もうひとつの課題は、気候変動の問題に直面するなか、持続可能な慣行が求められていることです。中東の航空会社や空港は、CO2排出量の削減の面で大きく前進しましたが、まだやるべきことは数多くあります。持続可能な航空燃料の採用、より燃料効率の高い航空機の開発、環境に配慮した地上業務の実施といったことはすべて、航空業界の長期的な持続可能性を確保するための重要なステップです。この目的に向かって中東の航空会社や空港は、持続可能な航空燃料の採用、燃料効率の高い航空機の開発、環境への負荷の低い地上業務の実施など、環境に優しい取り組みに対し多額の投資を行っています。例えばエティハド航空は、2035年までにCO2素排出量を50%削減し、2050年までにネットゼロ(CO2排出量実質ゼロ)を達成すると誓約しています。
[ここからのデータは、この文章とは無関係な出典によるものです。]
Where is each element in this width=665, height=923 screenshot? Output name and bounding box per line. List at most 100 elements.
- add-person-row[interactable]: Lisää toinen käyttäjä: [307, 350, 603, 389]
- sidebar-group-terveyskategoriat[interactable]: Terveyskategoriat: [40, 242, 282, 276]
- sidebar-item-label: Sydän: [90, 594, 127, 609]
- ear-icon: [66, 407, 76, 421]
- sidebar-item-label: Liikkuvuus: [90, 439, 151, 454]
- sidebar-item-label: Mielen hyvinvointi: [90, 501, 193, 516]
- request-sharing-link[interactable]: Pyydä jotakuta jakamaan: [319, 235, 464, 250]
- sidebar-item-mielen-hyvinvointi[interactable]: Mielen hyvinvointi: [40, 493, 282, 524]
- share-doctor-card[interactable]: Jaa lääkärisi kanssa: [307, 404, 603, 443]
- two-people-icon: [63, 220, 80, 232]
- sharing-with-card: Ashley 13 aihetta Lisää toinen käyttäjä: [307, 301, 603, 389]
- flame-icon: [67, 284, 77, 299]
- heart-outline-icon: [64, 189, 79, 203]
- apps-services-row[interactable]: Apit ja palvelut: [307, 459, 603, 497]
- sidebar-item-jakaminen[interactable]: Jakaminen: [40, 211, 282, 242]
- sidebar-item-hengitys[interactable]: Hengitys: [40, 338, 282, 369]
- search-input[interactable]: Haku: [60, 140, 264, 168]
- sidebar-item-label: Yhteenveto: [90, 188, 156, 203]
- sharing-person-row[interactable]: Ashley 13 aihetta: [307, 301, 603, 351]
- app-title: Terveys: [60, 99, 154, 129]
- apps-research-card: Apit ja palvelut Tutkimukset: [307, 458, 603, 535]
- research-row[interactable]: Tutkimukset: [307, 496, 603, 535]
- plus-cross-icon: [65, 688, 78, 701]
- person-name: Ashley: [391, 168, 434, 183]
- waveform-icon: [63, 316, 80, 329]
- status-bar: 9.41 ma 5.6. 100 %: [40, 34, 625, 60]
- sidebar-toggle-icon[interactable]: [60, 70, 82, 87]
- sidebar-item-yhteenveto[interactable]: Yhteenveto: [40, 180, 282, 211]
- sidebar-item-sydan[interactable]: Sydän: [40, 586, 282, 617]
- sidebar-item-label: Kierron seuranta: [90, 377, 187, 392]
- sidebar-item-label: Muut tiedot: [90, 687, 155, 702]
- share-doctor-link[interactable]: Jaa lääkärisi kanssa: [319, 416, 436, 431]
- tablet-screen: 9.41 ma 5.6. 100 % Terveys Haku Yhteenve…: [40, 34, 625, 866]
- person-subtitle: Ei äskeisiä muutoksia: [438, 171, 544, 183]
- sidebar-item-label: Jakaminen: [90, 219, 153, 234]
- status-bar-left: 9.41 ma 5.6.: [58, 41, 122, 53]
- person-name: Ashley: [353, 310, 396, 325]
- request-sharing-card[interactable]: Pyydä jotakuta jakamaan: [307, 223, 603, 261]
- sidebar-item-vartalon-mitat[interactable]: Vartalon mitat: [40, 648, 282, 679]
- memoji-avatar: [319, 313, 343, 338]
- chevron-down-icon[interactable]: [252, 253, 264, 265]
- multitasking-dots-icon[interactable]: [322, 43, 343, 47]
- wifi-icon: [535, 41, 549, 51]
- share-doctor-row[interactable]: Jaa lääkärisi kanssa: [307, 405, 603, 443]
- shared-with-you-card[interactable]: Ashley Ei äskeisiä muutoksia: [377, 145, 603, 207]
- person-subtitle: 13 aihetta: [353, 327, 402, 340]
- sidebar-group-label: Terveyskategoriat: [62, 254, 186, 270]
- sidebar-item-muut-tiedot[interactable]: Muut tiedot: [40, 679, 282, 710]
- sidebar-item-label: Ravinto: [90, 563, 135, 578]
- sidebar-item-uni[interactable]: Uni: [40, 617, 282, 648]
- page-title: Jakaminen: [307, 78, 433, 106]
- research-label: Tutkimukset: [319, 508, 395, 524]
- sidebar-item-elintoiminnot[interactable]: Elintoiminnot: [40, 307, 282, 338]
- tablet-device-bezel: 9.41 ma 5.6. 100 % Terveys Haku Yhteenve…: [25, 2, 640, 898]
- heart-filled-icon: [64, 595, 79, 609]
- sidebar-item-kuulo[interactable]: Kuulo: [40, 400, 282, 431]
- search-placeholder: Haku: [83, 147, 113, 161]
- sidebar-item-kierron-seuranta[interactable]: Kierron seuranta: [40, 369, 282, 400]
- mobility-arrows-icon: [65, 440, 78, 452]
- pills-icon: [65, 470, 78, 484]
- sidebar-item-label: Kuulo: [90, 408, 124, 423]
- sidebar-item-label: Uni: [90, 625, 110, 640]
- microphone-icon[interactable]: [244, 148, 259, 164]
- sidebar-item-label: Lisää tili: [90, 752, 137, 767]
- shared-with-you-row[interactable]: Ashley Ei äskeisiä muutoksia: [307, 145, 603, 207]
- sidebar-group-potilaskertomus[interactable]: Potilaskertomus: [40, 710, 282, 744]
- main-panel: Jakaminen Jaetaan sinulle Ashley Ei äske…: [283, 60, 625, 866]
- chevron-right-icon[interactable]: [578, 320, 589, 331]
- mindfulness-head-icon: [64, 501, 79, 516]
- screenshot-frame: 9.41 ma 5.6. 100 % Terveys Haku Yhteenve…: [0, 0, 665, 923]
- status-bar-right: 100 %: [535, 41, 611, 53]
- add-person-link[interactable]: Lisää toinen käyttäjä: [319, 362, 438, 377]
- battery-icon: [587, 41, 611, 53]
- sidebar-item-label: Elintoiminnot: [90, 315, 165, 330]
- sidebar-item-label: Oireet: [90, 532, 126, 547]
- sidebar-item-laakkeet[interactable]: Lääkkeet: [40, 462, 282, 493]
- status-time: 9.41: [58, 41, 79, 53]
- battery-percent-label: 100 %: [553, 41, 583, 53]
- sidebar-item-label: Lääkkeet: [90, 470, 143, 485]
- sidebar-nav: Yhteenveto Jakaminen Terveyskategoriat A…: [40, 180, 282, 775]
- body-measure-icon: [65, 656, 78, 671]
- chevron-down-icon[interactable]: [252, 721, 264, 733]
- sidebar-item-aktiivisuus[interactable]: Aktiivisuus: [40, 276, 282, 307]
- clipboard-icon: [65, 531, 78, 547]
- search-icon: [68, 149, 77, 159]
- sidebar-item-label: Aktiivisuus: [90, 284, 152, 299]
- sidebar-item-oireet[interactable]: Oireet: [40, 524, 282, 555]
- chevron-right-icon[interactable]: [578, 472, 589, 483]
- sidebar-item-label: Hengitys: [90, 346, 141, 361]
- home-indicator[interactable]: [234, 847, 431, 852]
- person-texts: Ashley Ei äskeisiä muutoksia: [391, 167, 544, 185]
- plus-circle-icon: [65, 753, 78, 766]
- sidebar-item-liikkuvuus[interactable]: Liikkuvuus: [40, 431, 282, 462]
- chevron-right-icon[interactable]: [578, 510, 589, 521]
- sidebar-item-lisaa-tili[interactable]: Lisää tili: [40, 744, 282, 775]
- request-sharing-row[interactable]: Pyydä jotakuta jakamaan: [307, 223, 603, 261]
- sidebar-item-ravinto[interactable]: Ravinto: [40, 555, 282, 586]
このような努力は、運航上の利益にとどまらず、今は多くの取引が環境への配慮を求める 「グリーンな紐付き 」であることから、業界の財務的な裏付けを確保するためにも不可欠です。Ciriumはこうした分野にも多額の投資を行っています。最近では当社のEmerald Skyについて、ロッキーマウンテン研究所から、航空業界に合わせて調整された初の気候変動対応型金融フレームワークの先端ツールとして適格性認証を受けました。
このような課題があるにしても、中東の航空業界は今、楽観と決意のムードに覆われています。
この地域のリーダーたちは、航空関連産業が持つ計り知れない可能性を認識したうえで、その将来への投資に全力を傾けています。サウジアラビアが掲げている野心的な計画から、中東地域全体で築かれつつある戦略的パートナーシップに至るまで、この業界を前進させるという一体感と目的意識が強く感じられます。
今後数年間で、ここからさらに画期的な進歩が生まれることが期待されます。水素を動力源とする航空機の開発から、シームレスかつタッチレスな旅行体験の実現まで、中東の航空業界は可能性の限界を押し上げようといるのです。これらのイノベーションが実現すれば、私たちの旅行方法が一変するだけでなく、新世代の起業家やイノベーターたちに大きな影響を与えることでしょう。中東の航空業界のサクセスストーリーは、ビジョン、協力、そしてイノベーションの力の証しなのです。この地域は、人材、インフラ、テクノロジーへの投資を続けることで、より輝かしく持続可能な未来への礎を築きつつあります。その地平線にしっかりと目を向け、一つずつイノベーションを実現しながら、中東は世界の航空業界を新たな高みへと導こうとしています。